The reviewer then approves or denies the PR.

Releases are labelled risk: low, risk: medium, or risk: high. The reviewer chooses the level based on the contents of the release. There is no fixed criterion: it is a judgement call informed by the changelog, the bot’s assessment, and the reviewer’s knowledge of the affected components.

A risk: high release requires:

  • Notes on rollout and rollback in the PR description.
  • A scheduled post-deploy monitoring period.

risk: low and risk: medium releases have no additional requirements beyond the standard checklist.

When the PR merges, the deployment runs automatically. A comment on the release PR links to the deploy run and is updated with the final status when it completes. The comment is the visible record of deploy outcome.

Smoke tests run automatically against production after a deploy completes. Alarms for elevated error rates and other production health signals fire in incident.io independently of the deploy itself.

A failed deployment, or a successful deploy that turns out to have shipped a problem, is the responsibility of the person who initiated the release. The investigation runs under Incident response.

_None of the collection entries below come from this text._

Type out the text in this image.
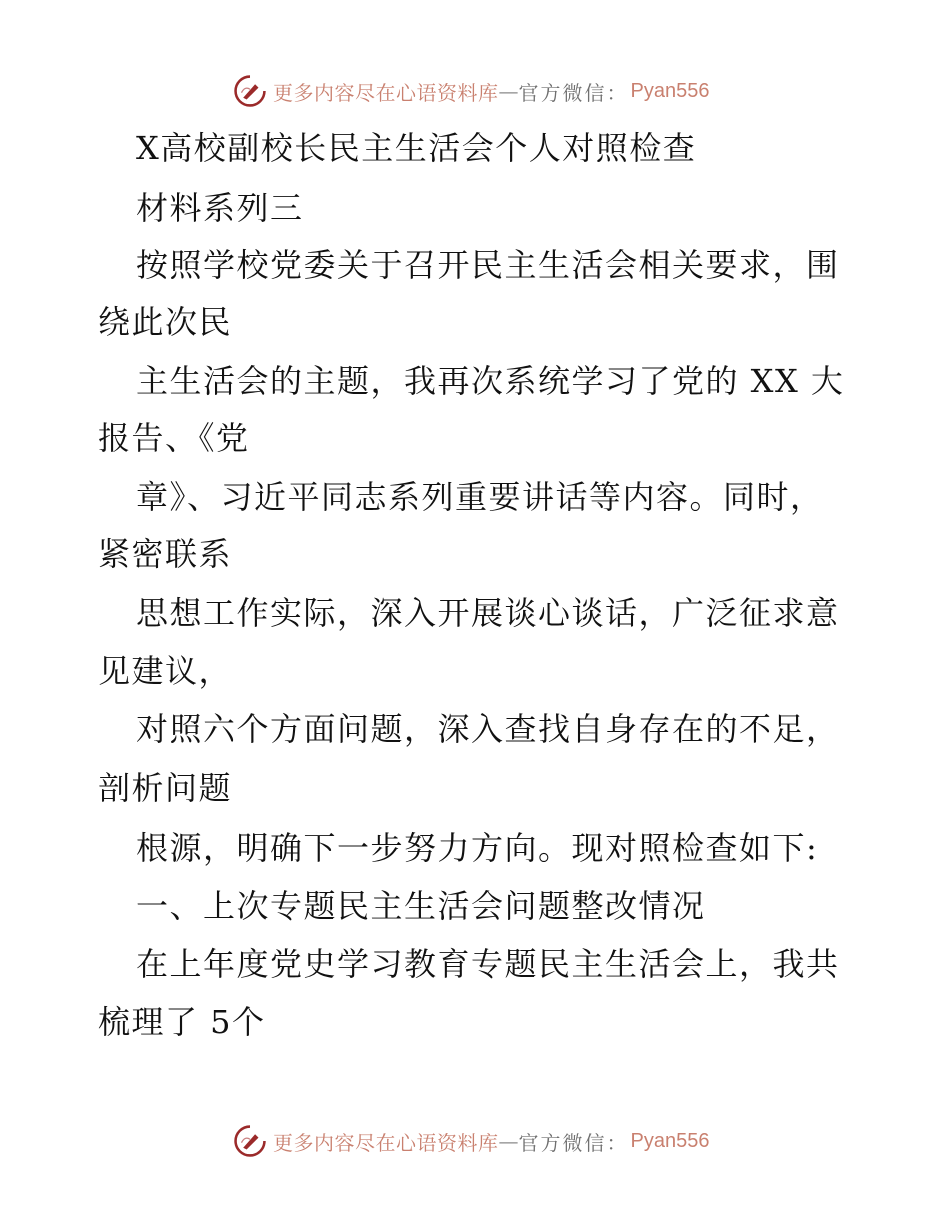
更多内容尽在心语资料库 — 官方微信： Pyan556
X高校副校长民主生活会个人对照检查
材料系列三
按照学校党委关于召开民主生活会相关要求，围
绕此次民
主生活会的主题，我再次系统学习了党的 XX 大
报告、《党
章》、习近平同志系列重要讲话等内容。同时，
紧密联系
思想工作实际，深入开展谈心谈话，广泛征求意
见建议，
对照六个方面问题，深入查找自身存在的不足，
剖析问题
根源，明确下一步努力方向。现对照检查如下:
一、上次专题民主生活会问题整改情况
在上年度党史学习教育专题民主生活会上，我共
梳理了 5个
更多内容尽在心语资料库 — 官方微信： Pyan556
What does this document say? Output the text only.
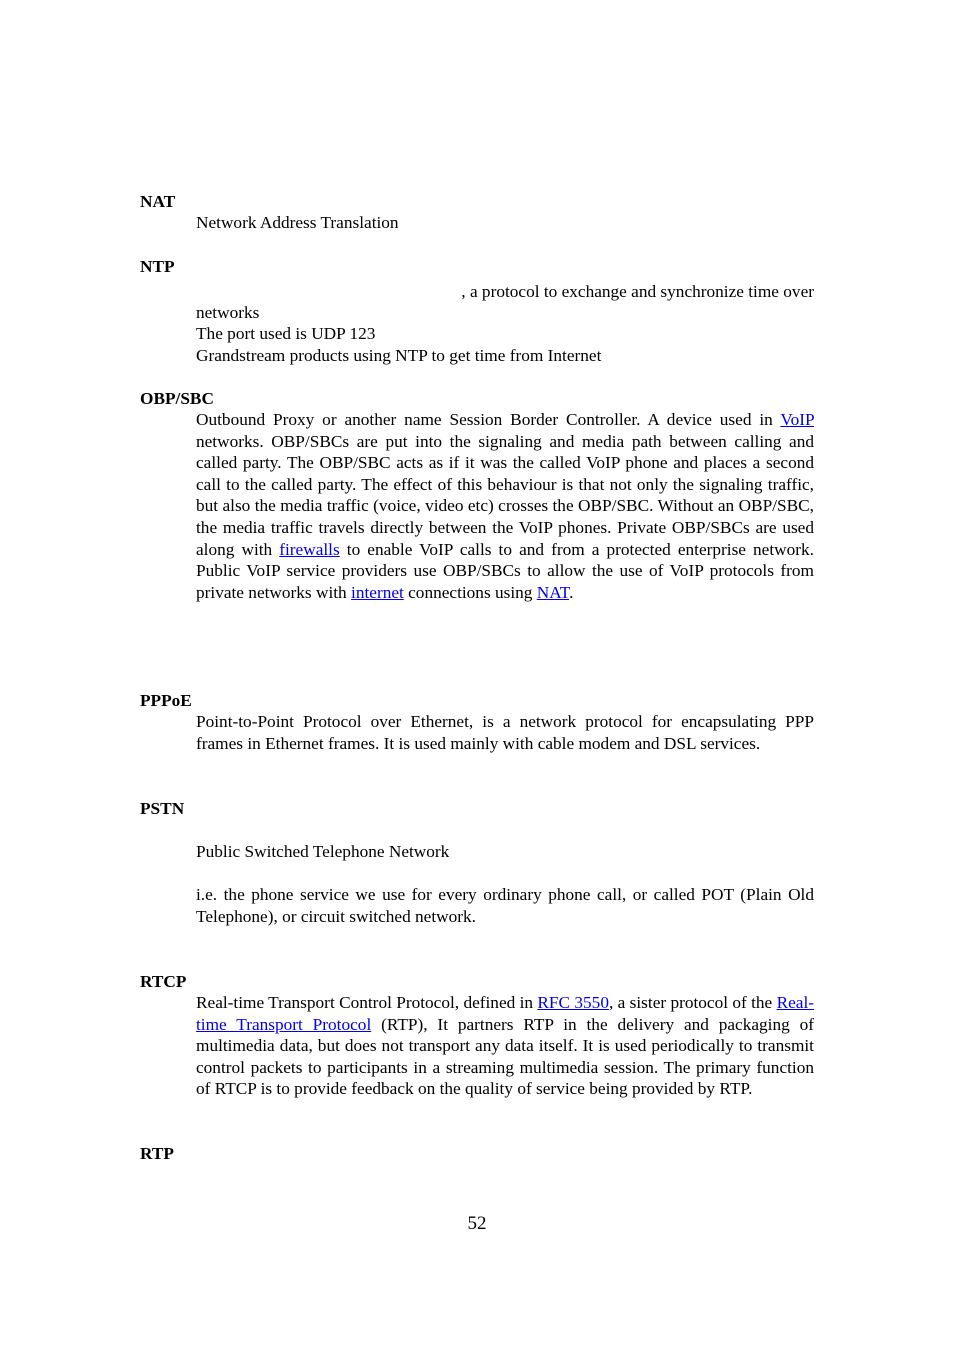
NAT
Network Address Translation
NTP
, a protocol to exchange and synchronize time over
networks
The port used is UDP 123
Grandstream products using NTP to get time from Internet
OBP/SBC
Outbound Proxy or another name Session Border Controller. A device used in VoIP networks. OBP/SBCs are put into the signaling and media path between calling and called party. The OBP/SBC acts as if it was the called VoIP phone and places a second call to the called party. The effect of this behaviour is that not only the signaling traffic, but also the media traffic (voice, video etc) crosses the OBP/SBC. Without an OBP/SBC, the media traffic travels directly between the VoIP phones. Private OBP/SBCs are used along with firewalls to enable VoIP calls to and from a protected enterprise network. Public VoIP service providers use OBP/SBCs to allow the use of VoIP protocols from private networks with internet connections using NAT.
PPPoE
Point-to-Point Protocol over Ethernet, is a network protocol for encapsulating PPP frames in Ethernet frames. It is used mainly with cable modem and DSL services.
PSTN
Public Switched Telephone Network
i.e. the phone service we use for every ordinary phone call, or called POT (Plain Old Telephone), or circuit switched network.
RTCP
Real-time Transport Control Protocol, defined in RFC 3550, a sister protocol of the Real-time Transport Protocol (RTP), It partners RTP in the delivery and packaging of multimedia data, but does not transport any data itself. It is used periodically to transmit control packets to participants in a streaming multimedia session. The primary function of RTCP is to provide feedback on the quality of service being provided by RTP.
RTP
52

The recovery path depends on what was changed:

  • Reversible changes (no schema migrations, no data deletion, no irrevocable side effects). Open a new release PR that sets version.txt back to the previous SHA. It goes through the standard process and deploys the previous version.
  • Destructive changes (schema migrations, data deletion, any irrevocable side effect). Roll forward only. Apply a fix on main, take it through the SDLC and beta, and release it through the standard process.

Changineers does not maintain a hotfix path that bypasses the release PR. The aim is to keep the standard process fast enough that a hotfix isn’t worth the risk of an unreviewed change.

Production deployment runs in GitHub Actions using OIDC-federated IAM roles. There are no long-lived AWS access keys held by humans or in any system.

The release PR is the only standard path to changing production. Engineers who need elevated AWS access for an exceptional case (direct CLI or terraform apply) request elevated privileges. The CTO is the sole approver; on approval they grant access by increasing the engineer’s AWS SSO permissions for the duration of the work.